Unfortunately, on this first hearing regarding payment for drugs subject to accelerated approval and related issues, I have significant policy differences with you regarding how to assure access to innovative new drugs without paying monopoly prices.
Twenty years ago, the Medicare Prescription Drug program was narrowly forced through the House after hours of arm twisting in a near all night session. With one notable line in a lengthy bill, Big Pharma ensured it would retain monopoly power and the ability to charge the very highest prices through a complete prohibition against any Medicare negotiation of drug prices.
Finally, last year, Democrats provided a narrow carveout to eventually allow negotiation on a very small number of drugs, that offers no hope of lower prices to most Americans. So extremely narrow and restrictive was this carveout that financial services firm Raymond James said “pharma’s CEOs are likely popping champagne and smoking cigars.” Yet unwilling to yield even this smallest sliver of monopoly power, Big Pharma promotes scare tactics that insist we cannot have both reasonable prices and essential innovation.
We all want to encourage cures and treatments for dreaded diseases long before we or a loved one face a troubling diagnosis. Despite its overly generous tax incentives, its taxpayer-funded research, its monopoly profits, Big Pharma, I believe, has actually been doing far too little to secure those new medications.
Seldom worried about a competitor with a better idea, monopolies and oligopolies are not known in any industry for their innovative spirit. Over a decade (2005-15), 78% of new drug patents were not for the new cures we need, but were small modifications to existing drugs designed to extend monopoly power and monopoly prices. Among the 10 top-selling drugs in the country, 66% of patent applications were filed after FDA approval and an average of 74 patents were granted on each drug.
And while there are pathways intended to get innovative drugs and devices to market quickly, the FDA’s Accelerated Approval program and Medical Device breakthrough program are deeply flawed. About 40 percent of all drugs granted accelerated approval have failed to complete confirmatory clinical trials after coming to market, as required. Those trials are critical to ensuring drugs have a clinical benefit and meet all safety requirements.

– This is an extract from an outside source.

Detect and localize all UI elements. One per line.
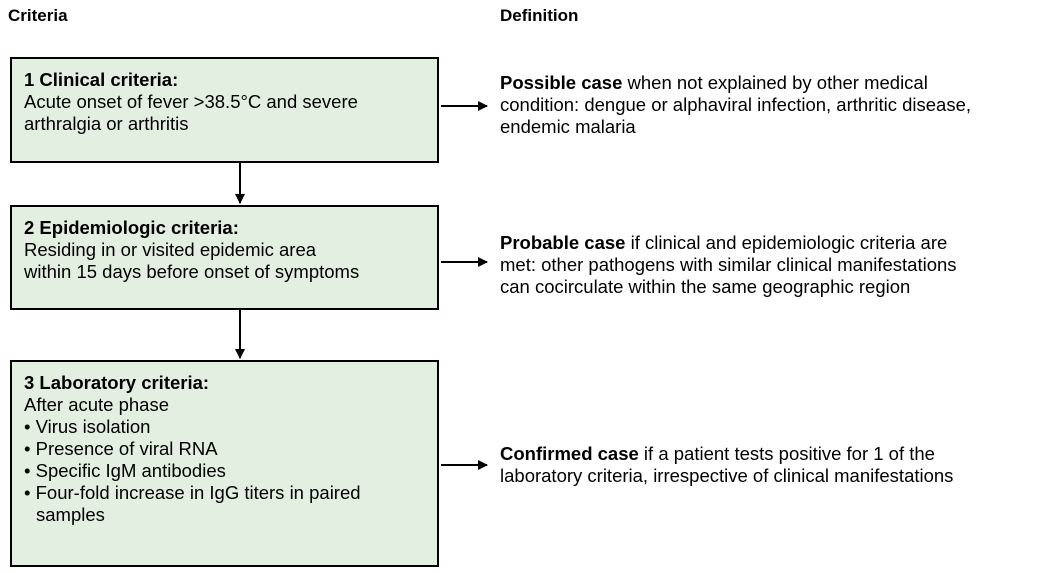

Similarly, in its first 3 years, the FDA granted a remarkable 222 devices breakthrough designations, despite poorly designed studies that did not demonstrate real clinical benefit on many of those devices and some safety studies showing substantial risk to patients. I have long been concerned with medical device safety and it is apparent that the FDA has increasingly become a captive of those that it is charged with regulating. It has not been forceful enough or creative enough, early enough, to protect patients. At a bare minimum, physicians ought to be required to report device safety issues and the FDA ought to provide unique device identification numbers so we can remove faulty products from the market quickly.
Despite these many significant concerns, our Republican colleagues would have taxpayers pay monopoly prices for questionable drugs and devices. Such thinking has fueled the flawed patent system and reimbursement system we have today, which actually disincentivizes innovation.
With a government-granted monopoly and guaranteed Medicare coverage, it is easier to tweak and repackage existing drugs rather than develop a new cure. And while Big Pharma may claim that the billions they earn on these drugs are devoted to research and development for new cures, the reality is that manufacturers spend more on marketing and propaganda than R&D, more on stock buybacks and dividends than R&D.
The real angel investors in R&D are American taxpayers. From 2010 to 2019, every single newly approved drug relied on taxpayer-funded research and taxpayers funded half of total R&D spending. U.S. taxpayers remain the single largest source of R&D funding in the world.
Yet American patients continue to face the very highest prices—forcing them to ration or skip necessary medications altogether.
We have a responsibility to ensure that patients come first and that it is their health and livelihoods, not drug prices, which must be nonnegotiable. Unaffordability and inaccessibility are not the unavoidable side effects of innovation. They are the result of unrestrained monopoly power. I thank all of our witnesses for joining us today to examine that monopoly power and I hope that moving forward we will not once again yield to the power of Big Pharma and instead move to advance reasonable solutions to promote competition and achieve lower prices.